The YARN architecture has three main components:

  • A central ResourceManager runs once per cluster. It receives job submissions, allocates resources, and tracks the global state.
  • Per-node NodeManagers run on each worker machine. They launch and monitor the containers that actually run computation, and report their available resources back to the ResourceManager.
  • A per-application ApplicationMaster is spawned for each job. It negotiates resources from the ResourceManager and coordinates the application’s tasks on the NodeManagers. This is the piece that knows what the job actually wants to do — MapReduce, Spark, and Tez each ship their own ApplicationMaster implementation.

When a user submits a MapReduce job (or a Spark application), the ResourceManager first launches an ApplicationMaster for it, which then requests containers — packaged-up resource allotments of CPU and memory — and runs tasks inside them on whichever nodes had capacity. When the job finishes (or fails), YARN reclaims the containers and reassigns the resources.

The architectural reason YARN exists is that the original Hadoop’s resource management was tightly coupled to MapReduce — a single JobTracker on the master combined resource allocation with MapReduce-specific job scheduling, and a TaskTracker on each worker ran the map and reduce tasks.
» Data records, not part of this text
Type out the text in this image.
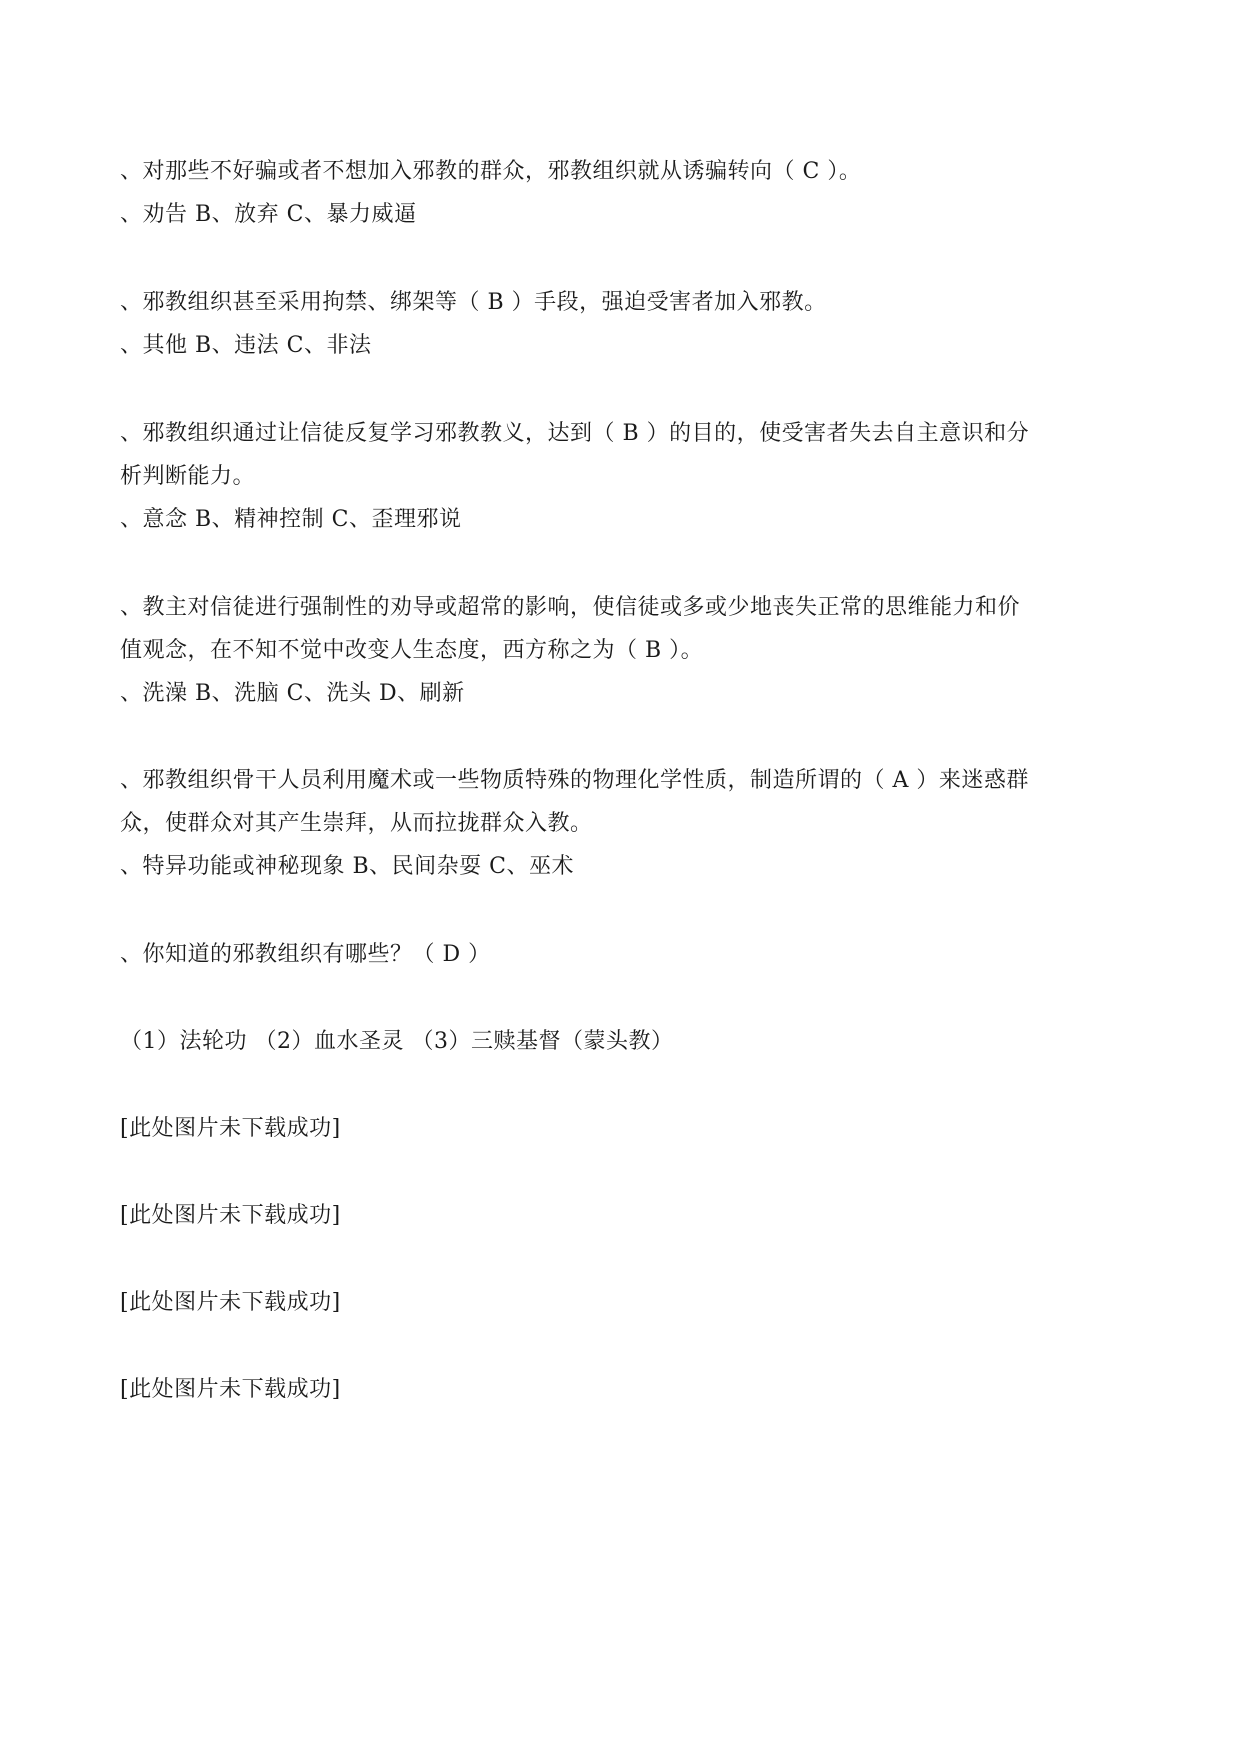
、对那些不好骗或者不想加入邪教的群众，邪教组织就从诱骗转向（ C ）。
、劝告 B、放弃 C、暴力威逼
、邪教组织甚至采用拘禁、绑架等（ B ）手段，强迫受害者加入邪教。
、其他 B、违法 C、非法
、邪教组织通过让信徒反复学习邪教教义，达到（ B ）的目的，使受害者失去自主意识和分
析判断能力。
、意念 B、精神控制 C、歪理邪说
、教主对信徒进行强制性的劝导或超常的影响，使信徒或多或少地丧失正常的思维能力和价
值观念，在不知不觉中改变人生态度，西方称之为（ B ）。
、洗澡 B、洗脑 C、洗头 D、刷新
、邪教组织骨干人员利用魔术或一些物质特殊的物理化学性质，制造所谓的（ A ）来迷惑群
众，使群众对其产生崇拜，从而拉拢群众入教。
、特异功能或神秘现象 B、民间杂耍 C、巫术
、你知道的邪教组织有哪些？（ D ）
（1）法轮功 （2）血水圣灵 （3）三赎基督（蒙头教）
[此处图片未下载成功]
[此处图片未下载成功]
[此处图片未下载成功]
[此处图片未下载成功]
As Hadoop matured (YARN landed with Hadoop 2.x around 2013) and people wanted to run other things on the same cluster — Spark, Hive, Tez, applications built on neither — the tight coupling was a bottleneck. YARN factored resource management out of the framework so the same cluster could host many computational frameworks simultaneously: the global ResourceManager handles allocation, and per-application ApplicationMasters handle framework-specific scheduling.

YARN is one of the three core components of Apache Hadoop alongside HDFS (storage) and MapReduce (computation). On a running cluster, the YARN-related daemons listed by jps are the ResourceManager (on the master) and the NodeManager (on every worker).